Friday, October 7, 2016

Representation in Mainstream Media

Christina Brosovich

On October 5, 2016, Lilleana Cavanaugh spoke at Ohio University. Cavanaugh is the Executive Director of Ohio Latino Affairs. Her job is to help bridge communities together and create a sense of unity. She chose this job because she wanted to create constant, positive change for the Latino population living in Ohio. She talked about the importance of representation for Latinos in the United States. There are roughly 500,000 Latinos living in Ohio and that number continues to grow. However, there is not adequate representation for Latinos. It is important for journalists to give adequate, accurate and respectful representations to communities that are being overlooked.

The United States has always been known as a "melting pot." However, mainstream media does not accurately depict that. According to an article in Huffington Post, 17 percent of the United States is Latino, but "mainstream media, including movie and television programming, fails to reflect such national diversity." Latinos make up about two percent of movie and television talent. This lack of representation leaves room for stereotypes and inadequate representation. Latinos and other minority groups deserve accurate and fair representation in the media. It would create jobs, eliminate inaccurate stereotypes and be more true to the United States' ethnic composition. 

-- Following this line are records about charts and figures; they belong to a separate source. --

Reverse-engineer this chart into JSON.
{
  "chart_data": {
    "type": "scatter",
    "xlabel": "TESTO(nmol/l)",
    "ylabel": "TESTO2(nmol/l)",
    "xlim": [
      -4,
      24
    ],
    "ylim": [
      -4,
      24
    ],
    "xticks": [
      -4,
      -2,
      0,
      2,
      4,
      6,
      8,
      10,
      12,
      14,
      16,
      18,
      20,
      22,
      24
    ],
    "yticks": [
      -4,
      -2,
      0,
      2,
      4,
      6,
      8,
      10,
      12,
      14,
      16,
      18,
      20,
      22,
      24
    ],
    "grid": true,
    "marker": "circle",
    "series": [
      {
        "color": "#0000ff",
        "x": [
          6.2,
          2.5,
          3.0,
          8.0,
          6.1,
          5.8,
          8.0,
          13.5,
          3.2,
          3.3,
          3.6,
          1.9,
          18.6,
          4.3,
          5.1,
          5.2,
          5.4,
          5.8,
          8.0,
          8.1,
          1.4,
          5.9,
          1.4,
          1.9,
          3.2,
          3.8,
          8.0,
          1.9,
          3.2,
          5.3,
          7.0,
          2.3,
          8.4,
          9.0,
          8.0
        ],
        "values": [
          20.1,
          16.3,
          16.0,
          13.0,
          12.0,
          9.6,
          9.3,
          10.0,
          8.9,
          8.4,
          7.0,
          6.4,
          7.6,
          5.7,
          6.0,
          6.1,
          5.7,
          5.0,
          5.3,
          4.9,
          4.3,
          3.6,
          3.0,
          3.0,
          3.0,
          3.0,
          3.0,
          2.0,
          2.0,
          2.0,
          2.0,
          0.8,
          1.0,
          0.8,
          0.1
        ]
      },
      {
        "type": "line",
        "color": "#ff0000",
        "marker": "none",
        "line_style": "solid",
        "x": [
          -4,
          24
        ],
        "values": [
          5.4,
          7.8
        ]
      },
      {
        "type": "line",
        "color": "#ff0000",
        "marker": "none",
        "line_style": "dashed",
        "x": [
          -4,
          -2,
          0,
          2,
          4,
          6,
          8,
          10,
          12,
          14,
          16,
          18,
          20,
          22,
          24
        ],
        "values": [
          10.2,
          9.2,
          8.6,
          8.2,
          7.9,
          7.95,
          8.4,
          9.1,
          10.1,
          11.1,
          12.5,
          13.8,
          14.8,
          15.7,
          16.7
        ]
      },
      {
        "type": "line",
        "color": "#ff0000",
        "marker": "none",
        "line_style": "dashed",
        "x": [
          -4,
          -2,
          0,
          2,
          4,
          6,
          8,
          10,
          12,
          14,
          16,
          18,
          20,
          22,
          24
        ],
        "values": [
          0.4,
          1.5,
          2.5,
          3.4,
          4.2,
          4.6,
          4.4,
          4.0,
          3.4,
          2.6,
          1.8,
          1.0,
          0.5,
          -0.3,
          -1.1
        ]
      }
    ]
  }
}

In a New York Times article, Luisita Lopez Torregrosa further examines the misrepresentation of Hispanic and Latino people in American media. Torregrosa reports that a study done by the National Hispanic Media Coalition shows "many Americans believe the media portrayals of Latinos, largely as maids, gardeners, dropouts, and criminals." This is a misrepresentation of Latinos that can negatively impact the United States because people can use these media portrayals to make inaccurate assumptions that hurt the Latino community, along with the United States as a whole. If people believe the stereotypes about Latinos expressed in the media it leaves a huge portion of the United States population untapped. Making these assumptions and limiting people to a handful of roles in society is unethical. 

As journalists, it is our job to accurately and fairly represent all the people we serve. Instead of creating an inaccurate representation of the United States' population journalists should show the rich diversity that exists. If journalists and the media and only show Latinos, Blacks, Native Americans and other groups in a negative light it will divide the population. The SPJ Code of Ethics states, "boldly tell the story of the diversity and magnitude of the human experience. Seek sources whose voices we seldom hear." It is journalists' ethical duty to give voices to people that are underrepresented. If journalists and other members of the media chose to inaccurately or unfairly represent people it is unethical. 

The best way to solve this problem is to make a conscious effort to interview and report on all types of people. However, that does not mean just report on specific groups during a special event. It means always being aware of who has a voice in a story. If a story only has one perspective and could benefit from another side journalists should find that other voice. Journalists work in a colorful world and it is their duty to show that.